“You’ll be back”-she said- but there was an intense feeling of loss in everyone’s eyes. “And when you get there write to us, write to us and tell us about the cars, the beautiful blondes and please, send us chewing gum”. I saw people too unfamiliar to be gathered in one room. At that point I went to the patio and quietly sat at the edge of a concrete door. Even though it was incomprehensible, the atmosphere made it too obvious that we were in a sort of death. Because to immigrate is almost unnatural, so many parts of a man die inside of him that what remains is precisely that which will make him prevail. “I’ll be back” I answered. Crying was surprisingly bitter. I felt the embrace of someone I thought hated me. I realised that the feeling of loss was a reality that forced me to understand how striking it is to find out the depth of one’s roots, the separation of what forever I’ll call “my peolpe”. “Don’t forget that you have twenty eight cousins on your mother’s side”. “I’ll be back”
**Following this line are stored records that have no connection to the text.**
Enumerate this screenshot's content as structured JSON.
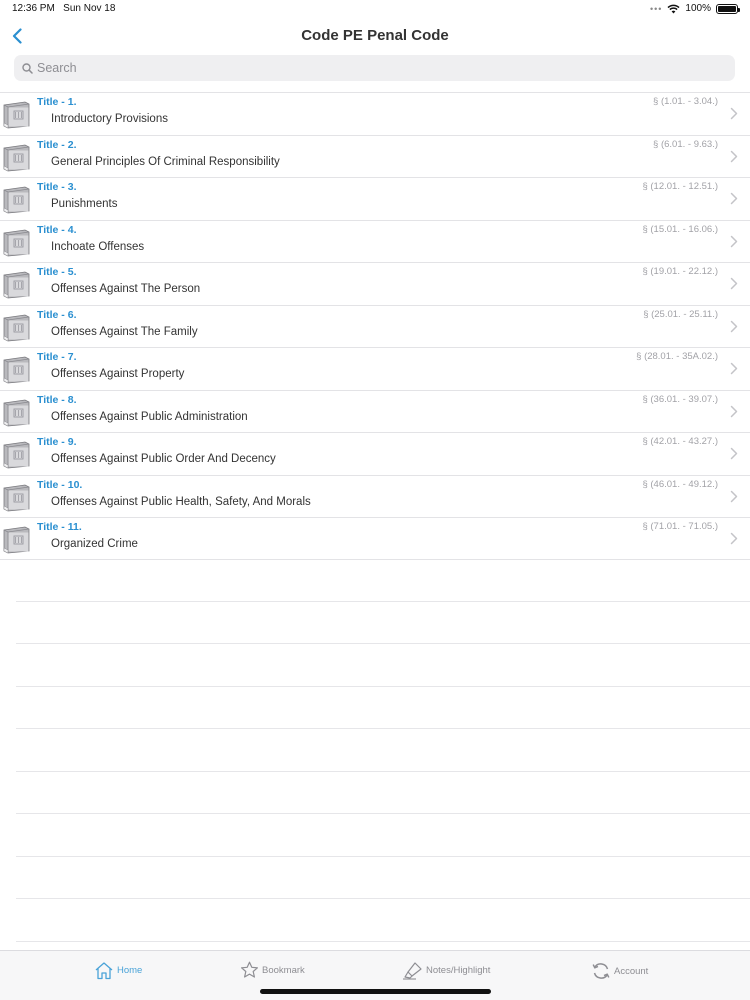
{
  "status": {
    "time": "12:36 PM",
    "date": "Sun Nov 18",
    "battery": "100%",
    "battery_level": 1.0
  },
  "nav": {
    "title": "Code PE Penal Code",
    "back_icon": "chevron-left-icon"
  },
  "search": {
    "placeholder": "Search",
    "value": ""
  },
  "titles": [
    {
      "title": "Title - 1.",
      "name": "Introductory Provisions",
      "range": "§ (1.01. - 3.04.)"
    },
    {
      "title": "Title - 2.",
      "name": "General Principles Of Criminal Responsibility",
      "range": "§ (6.01. - 9.63.)"
    },
    {
      "title": "Title - 3.",
      "name": "Punishments",
      "range": "§ (12.01. - 12.51.)"
    },
    {
      "title": "Title - 4.",
      "name": "Inchoate Offenses",
      "range": "§ (15.01. - 16.06.)"
    },
    {
      "title": "Title - 5.",
      "name": "Offenses Against The Person",
      "range": "§ (19.01. - 22.12.)"
    },
    {
      "title": "Title - 6.",
      "name": "Offenses Against The Family",
      "range": "§ (25.01. - 25.11.)"
    },
    {
      "title": "Title - 7.",
      "name": "Offenses Against Property",
      "range": "§ (28.01. - 35A.02.)"
    },
    {
      "title": "Title - 8.",
      "name": "Offenses Against Public Administration",
      "range": "§ (36.01. - 39.07.)"
    },
    {
      "title": "Title - 9.",
      "name": "Offenses Against Public Order And Decency",
      "range": "§ (42.01. - 43.27.)"
    },
    {
      "title": "Title - 10.",
      "name": "Offenses Against Public Health, Safety, And Morals",
      "range": "§ (46.01. - 49.12.)"
    },
    {
      "title": "Title - 11.",
      "name": "Organized Crime",
      "range": "§ (71.01. - 71.05.)"
    }
  ],
  "tabs": [
    {
      "label": "Home",
      "icon": "home-icon",
      "active": true
    },
    {
      "label": "Bookmark",
      "icon": "star-icon",
      "active": false
    },
    {
      "label": "Notes/Highlight",
      "icon": "highlighter-icon",
      "active": false
    },
    {
      "label": "Account",
      "icon": "refresh-icon",
      "active": false
    }
  ],
  "colors": {
    "accent": "#2a8fd0",
    "tab_active": "#4aa3d8",
    "tab_inactive": "#8e8e93"
  }
}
I repeated, until within my twelve years I coudn’t hold my lips straight and something like loneliness invaded me.”Things are getting worse every day” timidly said the taxi driver. We passed by my house as we were leaving. “I never saw them like that” I thought.
My grandmother died, as well as others. And whenever I remember our last Christmas, all laughing around a modestly large table, and when I find myself in airports or stations. when agitated handkechiefs cloud the space of people that should be together, I take very good care of being only an espectator.